Compared to the difficulties with classical chart recorder tracings, our 'modern' approaches over the past 20 years allowed us to drop the linearity assumption and statistically test for it, frequently rejecting this assumption to describe a non-linear oxygen dependence beyond the low-oxygen range governed by cytochrome c oxidase. For review see Gnaiger 2003.
In permeabilized muscle fibres (30 to 37 °C), oxygen kinetics is shifted 100-fold due to artifially high oxygen gradients, forcing us to apply elevated oxygen levels for obtaining near-zero-order kinetics. For details, see Pesta and Gnaiger 2012, Gnaiger 2003, and Discussion.

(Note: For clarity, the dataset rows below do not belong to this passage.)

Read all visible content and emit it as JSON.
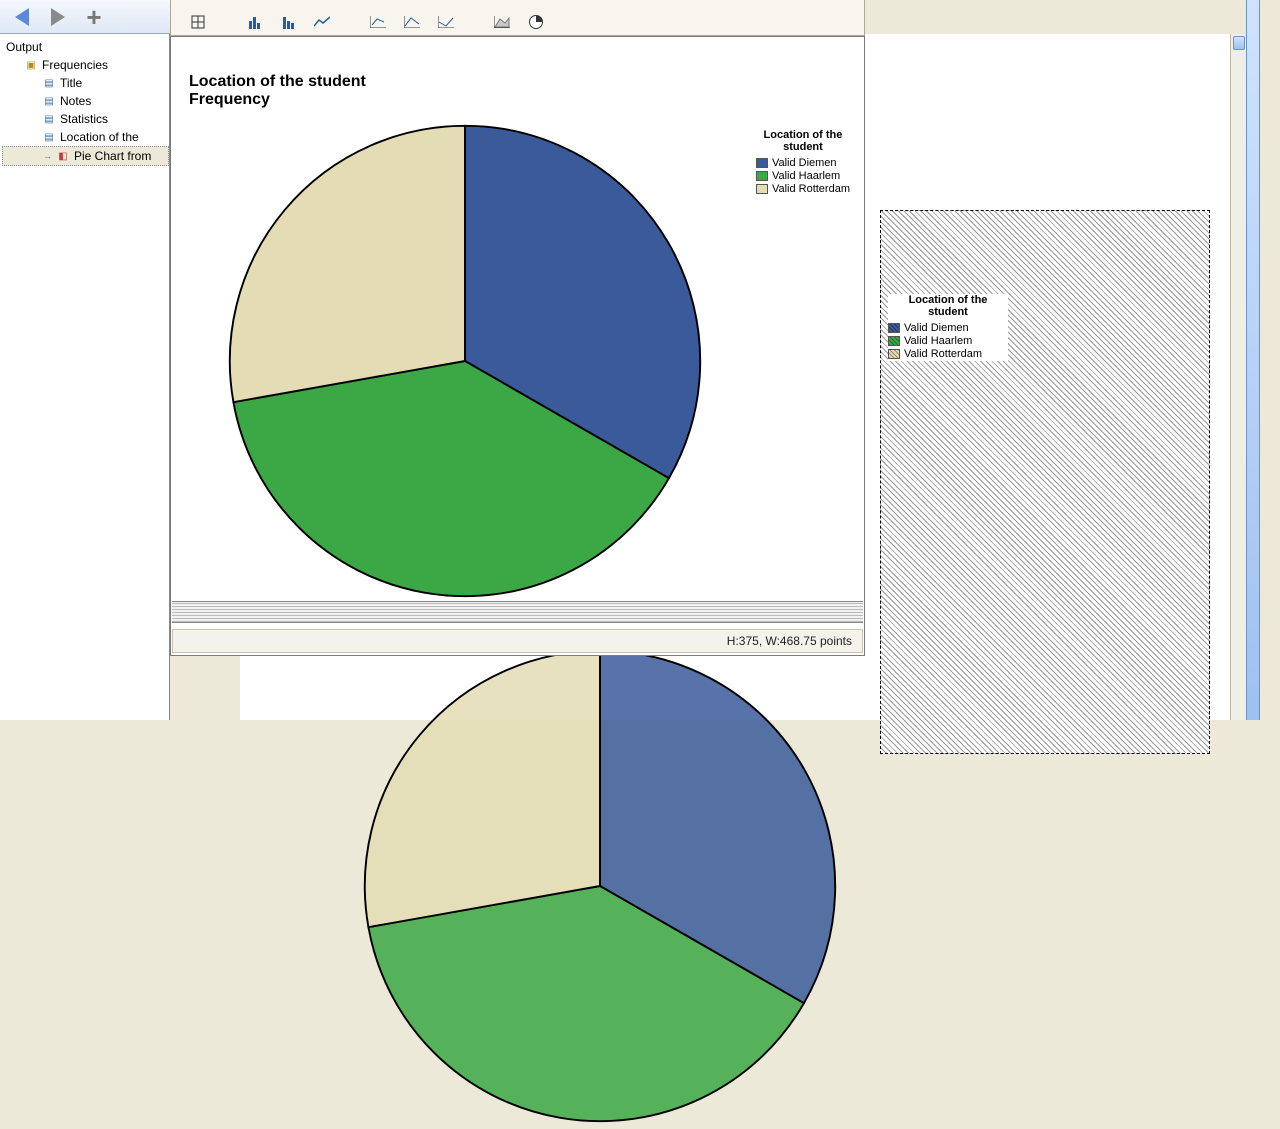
{
  "outline": {
    "root": "Output",
    "group": "Frequencies",
    "items": [
      "Title",
      "Notes",
      "Statistics",
      "Location of the",
      "Pie Chart from"
    ]
  },
  "chart": {
    "title_line1": "Location of the student",
    "title_line2": "Frequency",
    "legend_title": "Location of the\nstudent"
  },
  "status": "H:375, W:468.75 points",
  "chart_data": {
    "type": "pie",
    "title": "Location of the student — Frequency",
    "series": [
      {
        "name": "Valid Diemen",
        "value": 33.3,
        "color": "#3b5a9a"
      },
      {
        "name": "Valid Haarlem",
        "value": 38.9,
        "color": "#3ba845"
      },
      {
        "name": "Valid Rotterdam",
        "value": 27.8,
        "color": "#e3dcb4"
      }
    ],
    "legend_position": "right"
  }
}
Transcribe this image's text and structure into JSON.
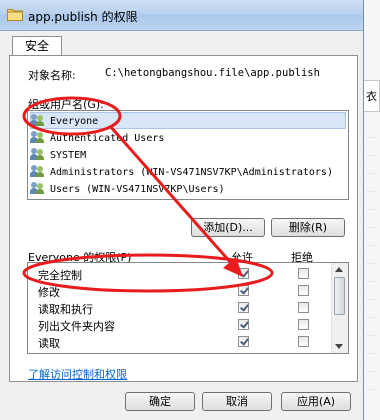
{
  "window": {
    "title": "app.publish 的权限"
  },
  "tabs": [
    {
      "label": "安全"
    }
  ],
  "object": {
    "label": "对象名称:",
    "value": "C:\\hetongbangshou.file\\app.publish"
  },
  "groups": {
    "label": "组或用户名(G):",
    "items": [
      {
        "name": "Everyone",
        "icon": "user-group-icon",
        "selected": true
      },
      {
        "name": "Authenticated Users",
        "icon": "user-group-icon"
      },
      {
        "name": "SYSTEM",
        "icon": "user-group-icon"
      },
      {
        "name": "Administrators (WIN-VS471NSV7KP\\Administrators)",
        "icon": "user-group-icon"
      },
      {
        "name": "Users (WIN-VS471NSV7KP\\Users)",
        "icon": "user-group-icon"
      }
    ]
  },
  "buttons": {
    "add": "添加(D)...",
    "remove": "删除(R)",
    "ok": "确定",
    "cancel": "取消",
    "apply": "应用(A)"
  },
  "permissions": {
    "title": "Everyone 的权限(P)",
    "allow_header": "允许",
    "deny_header": "拒绝",
    "rows": [
      {
        "name": "完全控制",
        "allow": true,
        "deny": false
      },
      {
        "name": "修改",
        "allow": true,
        "deny": false
      },
      {
        "name": "读取和执行",
        "allow": true,
        "deny": false
      },
      {
        "name": "列出文件夹内容",
        "allow": true,
        "deny": false
      },
      {
        "name": "读取",
        "allow": true,
        "deny": false
      }
    ]
  },
  "link": "了解访问控制和权限",
  "background": {
    "partial_text": "衣"
  },
  "colors": {
    "annotation": "#e81c1c",
    "link": "#0066cc",
    "selection": "#d8e6f7"
  }
}
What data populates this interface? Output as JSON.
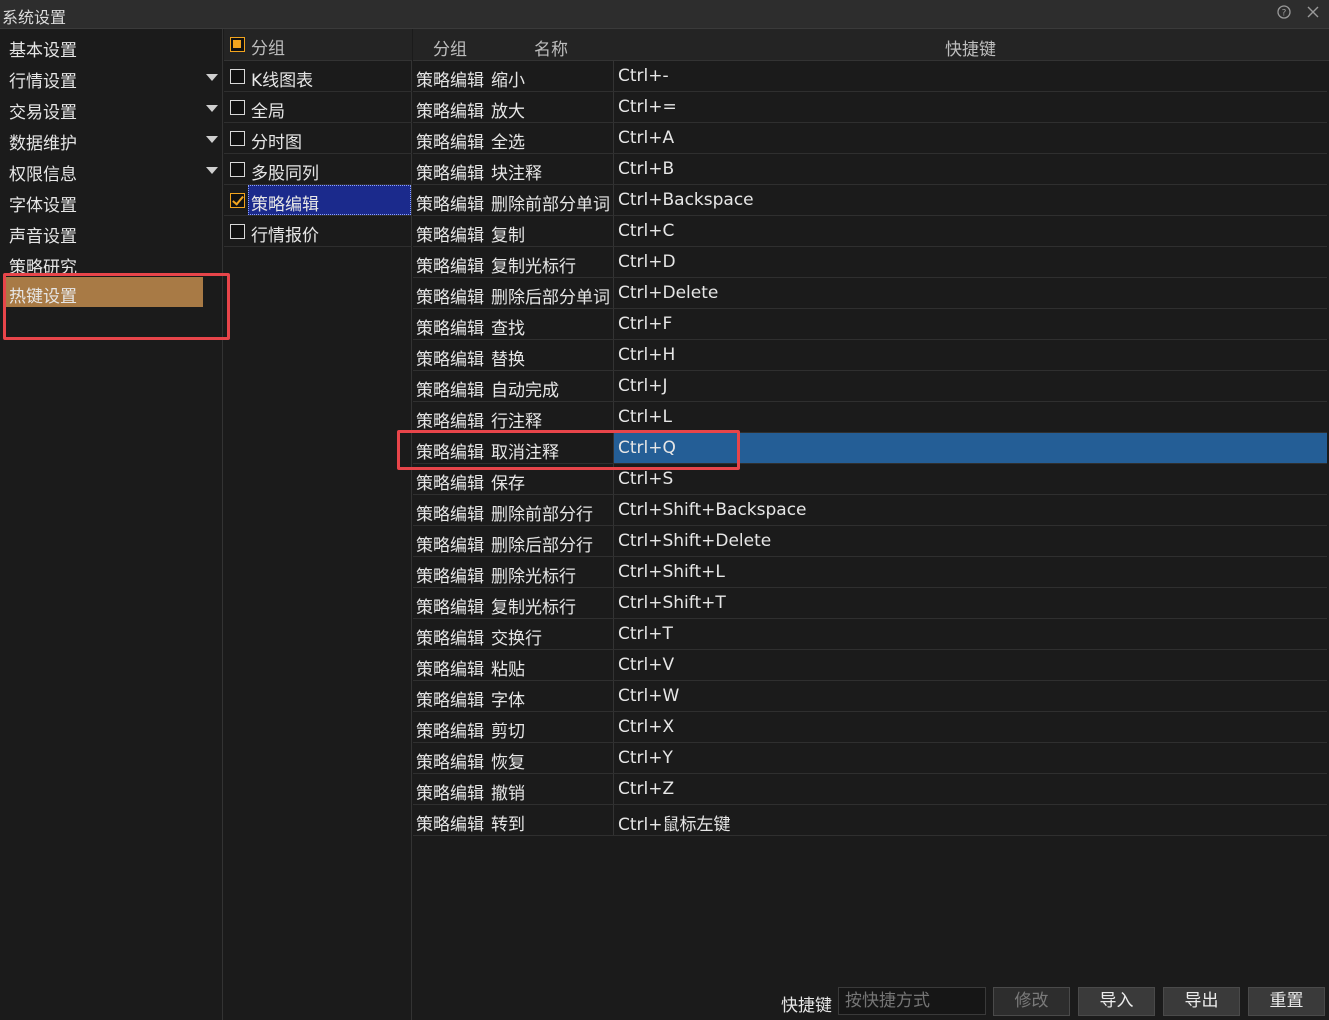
{
  "window": {
    "title": "系统设置",
    "help_icon": "question-circle-icon",
    "close_icon": "close-icon"
  },
  "nav": {
    "items": [
      {
        "label": "基本设置",
        "expandable": false
      },
      {
        "label": "行情设置",
        "expandable": true
      },
      {
        "label": "交易设置",
        "expandable": true
      },
      {
        "label": "数据维护",
        "expandable": true
      },
      {
        "label": "权限信息",
        "expandable": true
      },
      {
        "label": "字体设置",
        "expandable": false
      },
      {
        "label": "声音设置",
        "expandable": false
      },
      {
        "label": "策略研究",
        "expandable": false
      },
      {
        "label": "热键设置",
        "expandable": false,
        "selected": true
      }
    ]
  },
  "groups": {
    "header": "分组",
    "items": [
      {
        "label": "K线图表",
        "checked": false
      },
      {
        "label": "全局",
        "checked": false
      },
      {
        "label": "分时图",
        "checked": false
      },
      {
        "label": "多股同列",
        "checked": false
      },
      {
        "label": "策略编辑",
        "checked": true,
        "selected": true
      },
      {
        "label": "行情报价",
        "checked": false
      }
    ]
  },
  "table": {
    "headers": {
      "group": "分组",
      "name": "名称",
      "hotkey": "快捷键"
    },
    "rows": [
      {
        "group": "策略编辑",
        "name": "缩小",
        "hotkey": "Ctrl+-"
      },
      {
        "group": "策略编辑",
        "name": "放大",
        "hotkey": "Ctrl+="
      },
      {
        "group": "策略编辑",
        "name": "全选",
        "hotkey": "Ctrl+A"
      },
      {
        "group": "策略编辑",
        "name": "块注释",
        "hotkey": "Ctrl+B"
      },
      {
        "group": "策略编辑",
        "name": "删除前部分单词",
        "hotkey": "Ctrl+Backspace"
      },
      {
        "group": "策略编辑",
        "name": "复制",
        "hotkey": "Ctrl+C"
      },
      {
        "group": "策略编辑",
        "name": "复制光标行",
        "hotkey": "Ctrl+D"
      },
      {
        "group": "策略编辑",
        "name": "删除后部分单词",
        "hotkey": "Ctrl+Delete"
      },
      {
        "group": "策略编辑",
        "name": "查找",
        "hotkey": "Ctrl+F"
      },
      {
        "group": "策略编辑",
        "name": "替换",
        "hotkey": "Ctrl+H"
      },
      {
        "group": "策略编辑",
        "name": "自动完成",
        "hotkey": "Ctrl+J"
      },
      {
        "group": "策略编辑",
        "name": "行注释",
        "hotkey": "Ctrl+L"
      },
      {
        "group": "策略编辑",
        "name": "取消注释",
        "hotkey": "Ctrl+Q",
        "active": true
      },
      {
        "group": "策略编辑",
        "name": "保存",
        "hotkey": "Ctrl+S"
      },
      {
        "group": "策略编辑",
        "name": "删除前部分行",
        "hotkey": "Ctrl+Shift+Backspace"
      },
      {
        "group": "策略编辑",
        "name": "删除后部分行",
        "hotkey": "Ctrl+Shift+Delete"
      },
      {
        "group": "策略编辑",
        "name": "删除光标行",
        "hotkey": "Ctrl+Shift+L"
      },
      {
        "group": "策略编辑",
        "name": "复制光标行",
        "hotkey": "Ctrl+Shift+T"
      },
      {
        "group": "策略编辑",
        "name": "交换行",
        "hotkey": "Ctrl+T"
      },
      {
        "group": "策略编辑",
        "name": "粘贴",
        "hotkey": "Ctrl+V"
      },
      {
        "group": "策略编辑",
        "name": "字体",
        "hotkey": "Ctrl+W"
      },
      {
        "group": "策略编辑",
        "name": "剪切",
        "hotkey": "Ctrl+X"
      },
      {
        "group": "策略编辑",
        "name": "恢复",
        "hotkey": "Ctrl+Y"
      },
      {
        "group": "策略编辑",
        "name": "撤销",
        "hotkey": "Ctrl+Z"
      },
      {
        "group": "策略编辑",
        "name": "转到",
        "hotkey": "Ctrl+鼠标左键"
      }
    ]
  },
  "bottom": {
    "hotkey_label": "快捷键",
    "hotkey_placeholder": "按快捷方式",
    "modify_label": "修改",
    "import_label": "导入",
    "export_label": "导出",
    "reset_label": "重置"
  },
  "colors": {
    "nav_selected": "#a87a45",
    "group_selected": "#1b2a8c",
    "row_active": "#245e96",
    "checkbox_accent": "#f2a41e",
    "annotation_red": "#e8454a"
  }
}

ADP dependence of respiration
The assumption of linearity (linear regression of oxygen concentration over time) is frequently not valid for various reasons other than oxygen kinetics. In classical ‘State 3’, ADP levels are ‘high’ (Chance and Williams 1955), but not necessarily saturating (Glossary: Respiratory states). Then, an ADP-dependent decline of respiration is observed immediately after titration of a sub-saturating concentration of ADP, which is obscured by any linear regression. This has caused in the past a tremendous underestimation of the apparent Km for ADP, perpetuated even today with the uncritical application of non-adequate software implementing the simple linearity approach only. For a critical approach to ADP kinetics, see Gnaiger et al 2000 and Gnaiger 2001.